Conclusion: The Eternal Echo of a Temporary World
"And this too shall pass" is not a dismissal of your pain or a devaluation of your joy. It is the ultimate equalizer, a reminder that you are a conscious being riding the waves of a temporary existence. It is the thread that connects your worst day to your best day, showing that both are part of the same fluid, ever-changing tapestry of a life. By internalizing this truth, you do not become indifferent. You become resilient. You stop building your house on the sand of fleeting emotions and start building it on the rock of observing awareness.

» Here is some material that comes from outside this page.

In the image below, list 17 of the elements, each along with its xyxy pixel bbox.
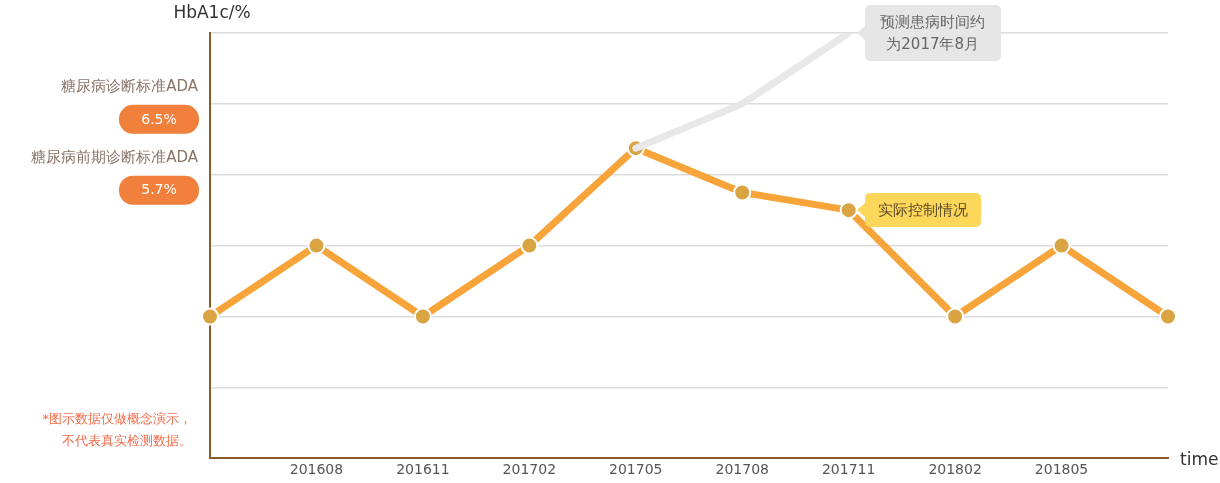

You learn to dance with change rather than resist it, to grieve fully without being destroyed, to celebrate wildly without fearing the end.
The next time you are in the pit of despair, or on the peak of ecstasy, pause. Take a breath. Whisper to your soul: This too shall pass. And in that moment of recognition, you will find a strange and profound peace—the peace of knowing that whatever this is, it is not all you are. It is simply what is, for now. And that, in itself, is a freedom more lasting than any permanent state could ever be. For in accepting the passing of all things, you touch the part of yourself that does not pass—the aware, spacious, compassionate presence that has been here all along, witnessing the show. That is the ultimate gift of this ancient, timeless wisdom.